The ship drifts closer. The Reaper hull slides beneath us, black plating passing close enough that the surface details sharpen: heat scoring, welded repairs, sensor nodes folded into seams, and the faint shimmer of shield residue bleeding off during recalibration. The maintenance spine waits ahead like a dark rib, half-exposed while the external plates vent heat. Pally’s hands move in small corrections, each one careful enough to look like nothing.
The whole cabin holds its breath.
A timer glows on the console.
Thirty-one seconds.
Pally’s voice drops. “Magnetic clamps on my mark.”
I brace one hand against the bulkhead and grip the manual clamp trigger with the other. “I know.”
“You trigger early, they detect the impact.”
“I know.”
“You trigger late, we bounce off and spin into the vent wash.”
“I know.”
“You keep saying that while looking far too pleased.”
“I enjoy being trusted with important buttons.”
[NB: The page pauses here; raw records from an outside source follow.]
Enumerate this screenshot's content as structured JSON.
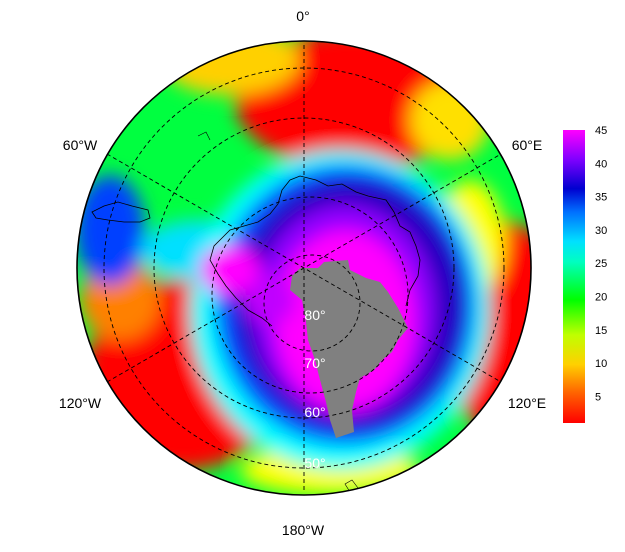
{
  "map": {
    "longitude_labels": {
      "top": "0°",
      "upper_left": "60°W",
      "upper_right": "60°E",
      "lower_left": "120°W",
      "lower_right": "120°E",
      "bottom": "180°W"
    },
    "latitude_labels": [
      "80°",
      "70°",
      "60°",
      "50°"
    ],
    "land_color": "#808080"
  },
  "colorbar": {
    "ticks": [
      "45",
      "40",
      "35",
      "30",
      "25",
      "20",
      "15",
      "10",
      "5"
    ],
    "min": 1,
    "max": 45,
    "colors": [
      "#ff0000",
      "#ffd000",
      "#ffff00",
      "#00ff00",
      "#00ffff",
      "#0080ff",
      "#0000c0",
      "#8000ff",
      "#ff00ff"
    ]
  }
}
“You are not trusted. You are being supervised by necessity.”
“Story of my life.”
The timer hits twelve seconds.
Pally angles us down, drifting into the shadow of a shield emitter housing. The Reaper hull looms close enough now that I can see tiny flakes of frost burning away along the vent seams. My pulse slows, not from calm, but from focus. The ache in my ribs settles into the background. The bruised muscles in my neck stop mattering. Roma is somewhere inside that monster’s ship, likely surrounded by armed Reapers, probably insulting their engineering while planting knives into the software.
She is alive.
She has to be.
The timer hits three.
Pally’s jaw tightens.
“Mark.”
I hit the clamp trigger.
The little ship lurches as magnetic anchors slam into the Reaper maintenance spine. Metal groans through the frame, deep and dangerous, then holds. Pally kills every nonessential system in a fast, practiced sweep, dropping the cabin into dim standby light. For a few seconds, nothing moves except the timer counting past zero.
No alarms.
No weapons fire.
No vaporization.
I exhale through the mask. “Well, look at that. We’re only mostly dead.”
Pally unclips his harness. “Move.”
The access lock is barely wide enough for my shoulders, which Pally seems to consider a personal failing on my part. He opens the hatch into the crawl interface, and cold air slips in, carrying the sterile-metal bite of the Reaper hull beyond. I duck low and squeeze into the transfer tube, the pressure rig scraping along both sides as I push forward. Every movement pulls at thewound in my ribs, but the pain has become useful now, a bright line keeping me sharp.
Pally follows with a compact tool rig strapped across his chest. He moves quicker than I expect, fingers already working at the first external access panel before I fully clear the tube.